Saturday, July 20, 2013


Maybe one of the reasons why truth finds it so difficult to emerge in life is because humans fear the consequences if it does. If you have committed some misdemeanour or crime, in private or public life, however much you might be willing or happy for this to be exposed if committed by others, you might want to look out for your own interests first and keep the truth of your activities concealed. This may sound obvious, but we wonder about the 'truth' of public life, and the private life of significant others, and make great efforts to urge openness and sincerity (or transparency as it were) from each other; and yet we get confused or enraged because someone hasn't told us the truth about something. Yet why be so surprised? 
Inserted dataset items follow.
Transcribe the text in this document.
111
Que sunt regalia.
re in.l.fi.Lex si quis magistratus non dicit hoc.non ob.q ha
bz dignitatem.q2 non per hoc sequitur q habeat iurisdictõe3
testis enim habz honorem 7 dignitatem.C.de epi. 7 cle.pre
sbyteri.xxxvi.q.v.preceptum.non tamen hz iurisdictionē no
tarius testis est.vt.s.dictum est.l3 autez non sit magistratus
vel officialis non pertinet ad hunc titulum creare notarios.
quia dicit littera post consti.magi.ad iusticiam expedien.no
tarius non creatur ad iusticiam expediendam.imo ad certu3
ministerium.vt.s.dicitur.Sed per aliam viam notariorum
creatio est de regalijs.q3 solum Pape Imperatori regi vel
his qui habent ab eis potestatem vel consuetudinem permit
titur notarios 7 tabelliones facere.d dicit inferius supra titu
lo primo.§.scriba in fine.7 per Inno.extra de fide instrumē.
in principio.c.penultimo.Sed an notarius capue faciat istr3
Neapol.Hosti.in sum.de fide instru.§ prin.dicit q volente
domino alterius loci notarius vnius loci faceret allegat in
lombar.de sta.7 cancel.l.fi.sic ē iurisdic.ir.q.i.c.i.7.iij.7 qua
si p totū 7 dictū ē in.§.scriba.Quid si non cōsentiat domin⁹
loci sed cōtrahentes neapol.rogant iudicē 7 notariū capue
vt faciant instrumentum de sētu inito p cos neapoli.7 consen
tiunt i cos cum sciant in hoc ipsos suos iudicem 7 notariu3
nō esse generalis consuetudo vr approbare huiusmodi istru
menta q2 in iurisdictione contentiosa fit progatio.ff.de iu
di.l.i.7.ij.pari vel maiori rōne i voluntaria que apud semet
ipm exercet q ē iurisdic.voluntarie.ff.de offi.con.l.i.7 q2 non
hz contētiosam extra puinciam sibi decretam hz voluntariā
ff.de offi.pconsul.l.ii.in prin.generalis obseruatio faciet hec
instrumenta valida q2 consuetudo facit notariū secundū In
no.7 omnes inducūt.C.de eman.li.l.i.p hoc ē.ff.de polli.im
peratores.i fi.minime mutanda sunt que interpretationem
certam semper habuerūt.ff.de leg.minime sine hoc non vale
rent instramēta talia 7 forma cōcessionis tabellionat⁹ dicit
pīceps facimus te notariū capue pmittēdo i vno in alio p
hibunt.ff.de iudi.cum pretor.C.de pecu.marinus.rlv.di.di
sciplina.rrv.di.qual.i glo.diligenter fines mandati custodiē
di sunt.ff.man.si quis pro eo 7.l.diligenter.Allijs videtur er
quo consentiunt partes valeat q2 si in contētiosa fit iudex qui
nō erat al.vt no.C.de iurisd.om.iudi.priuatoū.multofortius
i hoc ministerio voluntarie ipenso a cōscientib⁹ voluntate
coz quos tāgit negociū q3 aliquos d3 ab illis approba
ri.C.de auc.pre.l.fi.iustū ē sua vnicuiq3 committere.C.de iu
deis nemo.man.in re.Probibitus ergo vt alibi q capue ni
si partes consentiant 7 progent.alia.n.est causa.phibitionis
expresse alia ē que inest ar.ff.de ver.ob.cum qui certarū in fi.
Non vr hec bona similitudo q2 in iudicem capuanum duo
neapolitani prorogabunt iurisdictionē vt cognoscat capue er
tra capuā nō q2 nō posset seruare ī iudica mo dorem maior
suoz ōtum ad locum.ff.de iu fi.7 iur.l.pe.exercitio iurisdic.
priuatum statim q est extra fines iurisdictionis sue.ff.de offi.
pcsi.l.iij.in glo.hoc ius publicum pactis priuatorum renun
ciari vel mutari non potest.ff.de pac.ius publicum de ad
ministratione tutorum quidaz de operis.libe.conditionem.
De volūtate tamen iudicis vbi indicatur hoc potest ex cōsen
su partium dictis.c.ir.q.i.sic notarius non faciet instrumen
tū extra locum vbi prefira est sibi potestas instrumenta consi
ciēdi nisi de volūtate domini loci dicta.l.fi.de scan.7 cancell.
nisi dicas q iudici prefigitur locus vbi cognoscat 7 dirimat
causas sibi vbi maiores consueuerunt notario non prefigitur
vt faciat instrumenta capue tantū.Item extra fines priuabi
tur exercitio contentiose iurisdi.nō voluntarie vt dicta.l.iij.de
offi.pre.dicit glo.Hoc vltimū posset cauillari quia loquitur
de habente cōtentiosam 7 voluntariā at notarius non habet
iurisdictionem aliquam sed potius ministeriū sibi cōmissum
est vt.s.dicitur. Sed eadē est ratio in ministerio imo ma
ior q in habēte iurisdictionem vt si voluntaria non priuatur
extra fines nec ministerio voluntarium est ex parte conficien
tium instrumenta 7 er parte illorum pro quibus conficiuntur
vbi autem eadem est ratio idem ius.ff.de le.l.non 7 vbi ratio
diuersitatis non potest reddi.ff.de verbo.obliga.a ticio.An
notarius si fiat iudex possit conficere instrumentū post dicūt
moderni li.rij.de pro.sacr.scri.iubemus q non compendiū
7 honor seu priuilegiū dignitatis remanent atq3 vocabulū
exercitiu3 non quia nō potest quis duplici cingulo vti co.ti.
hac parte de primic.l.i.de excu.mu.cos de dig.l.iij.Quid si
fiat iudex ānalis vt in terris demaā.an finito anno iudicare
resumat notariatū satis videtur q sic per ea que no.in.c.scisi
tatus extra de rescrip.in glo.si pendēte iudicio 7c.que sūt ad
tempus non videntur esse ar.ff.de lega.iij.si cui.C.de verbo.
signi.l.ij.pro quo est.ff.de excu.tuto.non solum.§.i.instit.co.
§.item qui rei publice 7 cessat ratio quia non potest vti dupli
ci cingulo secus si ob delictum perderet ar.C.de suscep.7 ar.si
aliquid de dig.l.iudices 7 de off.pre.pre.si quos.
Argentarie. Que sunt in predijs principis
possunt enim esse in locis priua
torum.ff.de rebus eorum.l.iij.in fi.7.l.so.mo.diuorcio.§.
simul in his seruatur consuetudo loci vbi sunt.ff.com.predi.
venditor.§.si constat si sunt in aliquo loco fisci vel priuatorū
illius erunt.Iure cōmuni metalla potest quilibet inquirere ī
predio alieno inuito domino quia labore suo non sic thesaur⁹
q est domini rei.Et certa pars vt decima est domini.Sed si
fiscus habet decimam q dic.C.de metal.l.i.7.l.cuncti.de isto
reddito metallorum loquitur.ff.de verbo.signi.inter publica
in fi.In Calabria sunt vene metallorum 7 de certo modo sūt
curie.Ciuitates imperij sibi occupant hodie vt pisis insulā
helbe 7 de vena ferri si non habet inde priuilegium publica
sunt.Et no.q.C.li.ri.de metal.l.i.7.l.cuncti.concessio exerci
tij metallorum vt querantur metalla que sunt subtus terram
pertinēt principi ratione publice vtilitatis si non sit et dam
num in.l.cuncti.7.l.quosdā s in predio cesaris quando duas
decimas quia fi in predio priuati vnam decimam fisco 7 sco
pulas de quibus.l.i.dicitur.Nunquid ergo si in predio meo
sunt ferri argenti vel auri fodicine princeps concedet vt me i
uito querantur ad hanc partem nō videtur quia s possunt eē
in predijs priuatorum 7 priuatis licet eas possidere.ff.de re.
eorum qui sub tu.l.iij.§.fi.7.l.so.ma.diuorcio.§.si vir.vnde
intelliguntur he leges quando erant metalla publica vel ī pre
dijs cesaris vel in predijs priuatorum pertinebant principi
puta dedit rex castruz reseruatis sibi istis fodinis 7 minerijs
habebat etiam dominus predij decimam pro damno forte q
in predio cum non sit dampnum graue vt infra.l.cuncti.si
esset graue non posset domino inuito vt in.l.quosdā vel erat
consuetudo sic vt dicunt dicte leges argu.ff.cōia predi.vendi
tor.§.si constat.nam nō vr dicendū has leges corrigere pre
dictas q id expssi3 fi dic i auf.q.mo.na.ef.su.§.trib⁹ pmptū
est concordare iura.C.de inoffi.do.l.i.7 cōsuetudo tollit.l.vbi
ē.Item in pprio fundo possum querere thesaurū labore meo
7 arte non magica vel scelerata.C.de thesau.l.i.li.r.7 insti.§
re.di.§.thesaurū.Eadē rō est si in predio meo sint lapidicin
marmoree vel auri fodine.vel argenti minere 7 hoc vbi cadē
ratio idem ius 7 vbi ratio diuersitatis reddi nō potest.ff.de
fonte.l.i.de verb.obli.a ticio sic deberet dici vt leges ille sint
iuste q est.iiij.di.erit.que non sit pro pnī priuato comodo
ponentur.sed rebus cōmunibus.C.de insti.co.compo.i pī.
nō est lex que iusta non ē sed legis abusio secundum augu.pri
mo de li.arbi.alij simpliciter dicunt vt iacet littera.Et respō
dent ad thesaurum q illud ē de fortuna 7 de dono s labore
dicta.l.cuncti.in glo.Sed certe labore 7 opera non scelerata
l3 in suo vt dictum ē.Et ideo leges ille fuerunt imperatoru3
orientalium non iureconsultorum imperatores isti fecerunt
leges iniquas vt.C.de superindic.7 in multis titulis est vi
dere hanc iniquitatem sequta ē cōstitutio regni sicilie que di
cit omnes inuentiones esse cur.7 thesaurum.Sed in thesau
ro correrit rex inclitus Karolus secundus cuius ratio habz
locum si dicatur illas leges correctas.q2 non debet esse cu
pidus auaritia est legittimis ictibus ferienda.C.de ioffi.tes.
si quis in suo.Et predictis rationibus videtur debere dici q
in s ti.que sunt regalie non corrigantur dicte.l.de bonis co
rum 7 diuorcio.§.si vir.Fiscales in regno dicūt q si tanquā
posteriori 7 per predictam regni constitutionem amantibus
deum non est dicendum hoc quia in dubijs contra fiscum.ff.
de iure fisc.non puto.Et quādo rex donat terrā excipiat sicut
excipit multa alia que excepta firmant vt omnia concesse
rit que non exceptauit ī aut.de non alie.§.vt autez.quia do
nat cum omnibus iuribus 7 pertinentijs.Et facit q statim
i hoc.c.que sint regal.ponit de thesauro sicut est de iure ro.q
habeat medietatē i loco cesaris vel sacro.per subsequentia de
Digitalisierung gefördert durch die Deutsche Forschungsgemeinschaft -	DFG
I’m not trying to defend wrongdoing, I'm just saying, the obstacles in the path to truth are not merely epistemological or procedural, but also social. If we really want the human truth to come out - and quite possibly we do not since it may also involve us and those we love - we might want to think about amnesty's and domains of forgiveness as contexts for such revelations, founded not on wishy-washy uber-liberal relativistic indulgence, but on reflections upon our own complicity with the unethical, actual or potential (unless of course we claim to be perfect). Otherwise, why not openly acknowledge that the loss of truth is a price that we are willing to pay for the threat of retribution remaining always active and in place. Or acknowledge that if we want both, that is, if we want both truth and retribution, that the only way to get this is through ever more intrusive surveillance and policing powers to root out wrongdoing – powers which we can just hope will themselves not be corrupt. I do not doubt that the ultimate answer that would render the truth something that wouldn’t wish to conceal itself is people just doing the right thing in the first place. But this is a separate matter, the question of how to achieve this complex and important. Nevertheless, in the meantime, the truth is concealed and the role that fear of retribution plays in this, I think, interesting.